Regulatory Void: Why Peru’s Central Bank Is Behind the Curve
Unlike Chile’s Central Bank, which mandates human review for transactions over $5,000, Peru’s Superintendencia de Banca y Seguros (SBS) has no explicit limits on AI-driven purchases. A 2025 internal audit by the SBS (accessible via transparency portal) noted that 83% of banks lack AI ethics frameworks. The gap is stark:
- Chile: AI transactions capped at 20% of monthly income; human override required for >$10,000.
- Brazil: Central Bank monitors AI models for bias; banks must disclose algorithmic decision logic.
- Peru: No transaction limits; no disclosure requirements for AI training data.

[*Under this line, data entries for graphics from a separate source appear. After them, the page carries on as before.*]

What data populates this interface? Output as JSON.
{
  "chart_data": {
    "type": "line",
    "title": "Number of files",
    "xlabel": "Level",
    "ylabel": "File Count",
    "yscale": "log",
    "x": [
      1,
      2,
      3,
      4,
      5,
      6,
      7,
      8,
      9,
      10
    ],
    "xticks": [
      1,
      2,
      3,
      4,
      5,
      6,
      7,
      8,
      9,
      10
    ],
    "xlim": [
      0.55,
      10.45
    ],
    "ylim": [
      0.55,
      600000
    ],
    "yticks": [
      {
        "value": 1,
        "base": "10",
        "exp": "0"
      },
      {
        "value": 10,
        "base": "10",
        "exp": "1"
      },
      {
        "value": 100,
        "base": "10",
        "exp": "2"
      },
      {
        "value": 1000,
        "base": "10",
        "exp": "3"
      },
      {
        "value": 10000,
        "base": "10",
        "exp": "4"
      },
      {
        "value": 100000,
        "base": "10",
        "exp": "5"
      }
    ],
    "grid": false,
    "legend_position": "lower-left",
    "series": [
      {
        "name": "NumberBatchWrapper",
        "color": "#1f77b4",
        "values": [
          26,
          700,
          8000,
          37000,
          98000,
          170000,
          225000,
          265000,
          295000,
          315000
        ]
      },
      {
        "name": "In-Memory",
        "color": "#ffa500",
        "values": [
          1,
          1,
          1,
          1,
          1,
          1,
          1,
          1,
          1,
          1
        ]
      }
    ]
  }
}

“Peru’s regulatory lag isn’t just a technical issue—it’s a systemic risk,” said Dr. Ana López, economist at Pontificia Universidad Católica del Perú. “When AI makes decisions faster than humans can audit them, you get feedback loops no one designed.” (Interview, June 2026)
What Happens Next: Three Scenarios for Peru’s Banking Sector
Industry analysts project three potential outcomes by year-end:
- Controlled Adoption: Banks implement AI with strict fraud thresholds (e.g., BCP’s 2024 pilot limited AI to <1% of transactions). Likelihood: 40%
- Regulatory Crackdown: SBS introduces transaction limits and AI audits, forcing banks to redesign models. Likelihood: 35%
- Unchecked Growth: AI agents drive a 25%+ increase in digital transactions, but NPL ratios rise by 0.5%+ points. Likelihood: 25%
The most probable path—regulated expansion—would require Peru’s banks to adopt frameworks like those used by Santander’s global AI ethics board. Interbank, which already uses AI for fraud detection, could lead this shift, given its 12.7% market share in digital payments (2025 investor deck).
The Bottom Line for Investors: Who Wins and Who Loses
For shareholders, the near-term winners are likely BCP and Santander Perú, which have stronger risk-management infrastructures. Interbank, while aggressive in digital growth, may face higher volatility if its AI models approve riskier loans. Fintechs like Kueski could see their valuation premiums shrink unless they differentiate with hyper-personalized (non-AI) services.
Longer-term, the bigger story is Peru’s race to catch up with Latin America’s AI banking leaders. Without clearer regulations, the country risks falling behind Brazil and Chile in both innovation and stability. The next 12 months will determine whether Peru’s banks can automate responsibly—or whether the central bank will play catch-up.